Accordingly, this court ordered Lowe's to show cause, no later than February 9, 2009, why this case should not be remanded to state court for lack of removal jurisdiction. See Leys v. Lowe's Home Ctrs., Inc., 2009 WL 80380, *8-9 (W.D. Mich. Jan. 9, 2009) (Maloney, C.J.). On February 6, 2009, Lowe's timely filed a response to the order, with attachments supporting each assertion regarding the citizenship of the parties and the amount in controversy. Three weeks have passed since the Leys were electronically served with Lowe's response, and they have not filed a reply.

To establish that the Leys are citizens of Michigan, Lowe's begins with the complaint's allegation that they are Michigan residents but also presents unchallenged evidence that they jointly own a residence in Wyoming, Michigan, see Lowe's Response Ex A (Kent County, Michigan realestate ownership records); that Ms. Leys is licensed to practice law in Michigan, owns a law firm named Leys Law Offices P.C. with an office in Michigan, and practices law regularly and continuously in Michigan, see Lowe's Response Ex B (State Bar of Michigan's online Membership Directory); and that both the Leys are registered to vote in Michigan, see Lowe's Response Ex C (Michigan Secretary of State voter registration records for Mark Leys born 1970 and Naesha Leys born 1971). Based on the complaint's allegation of residency combined with these submissions, the court finds that the Leys are citizens of Michigan for purposes of diversity jurisdiction.

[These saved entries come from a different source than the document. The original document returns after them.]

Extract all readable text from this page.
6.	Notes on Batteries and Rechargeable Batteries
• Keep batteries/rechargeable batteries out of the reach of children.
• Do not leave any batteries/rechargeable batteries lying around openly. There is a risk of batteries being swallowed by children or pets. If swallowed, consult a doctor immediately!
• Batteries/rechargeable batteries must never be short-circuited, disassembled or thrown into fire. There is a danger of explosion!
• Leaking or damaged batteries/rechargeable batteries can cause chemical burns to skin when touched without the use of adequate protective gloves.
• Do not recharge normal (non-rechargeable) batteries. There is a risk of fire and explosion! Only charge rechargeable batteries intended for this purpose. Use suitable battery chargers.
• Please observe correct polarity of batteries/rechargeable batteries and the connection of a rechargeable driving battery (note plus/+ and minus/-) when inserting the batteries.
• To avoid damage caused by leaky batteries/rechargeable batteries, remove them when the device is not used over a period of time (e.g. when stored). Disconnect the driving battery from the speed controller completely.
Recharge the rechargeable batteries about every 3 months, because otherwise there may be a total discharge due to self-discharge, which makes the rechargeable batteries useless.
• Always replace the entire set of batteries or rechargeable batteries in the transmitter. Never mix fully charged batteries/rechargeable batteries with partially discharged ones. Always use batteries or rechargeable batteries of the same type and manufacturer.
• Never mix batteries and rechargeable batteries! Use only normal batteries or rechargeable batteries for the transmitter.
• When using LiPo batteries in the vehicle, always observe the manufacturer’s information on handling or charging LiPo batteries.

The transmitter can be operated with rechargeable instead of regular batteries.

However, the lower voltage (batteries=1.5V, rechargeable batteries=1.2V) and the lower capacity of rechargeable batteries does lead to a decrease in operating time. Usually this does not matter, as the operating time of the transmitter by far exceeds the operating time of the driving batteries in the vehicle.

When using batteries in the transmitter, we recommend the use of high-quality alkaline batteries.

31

To establish that Lowe's is not a citizen of Michigan, Lowe's now specifies that it is incorporated in North Carolina and has its principal place of business in Mooresville, North Carolina. See Lowe's Response Ex D (North Carolina Secretary of State's online "Business Corporation Annual Report"). For the purpose of determining diversity jurisdiction, "a corporation is deemed to be a citizen both of any state where it is incorporated and the state where it maintains its principal place of business", Poly-Flex Const., Inc. v. Neyer, Tiseo Hindo, Ltd., 2008 WL 793759, *3 (W.D. Mich. Mar. 24, 2008) (Maloney, J.) (emphasis added) (citing 28 U.S.C. § 1332(c)(1)), so the court finds that Lowe's is a citizen of North Carolina and not Michigan.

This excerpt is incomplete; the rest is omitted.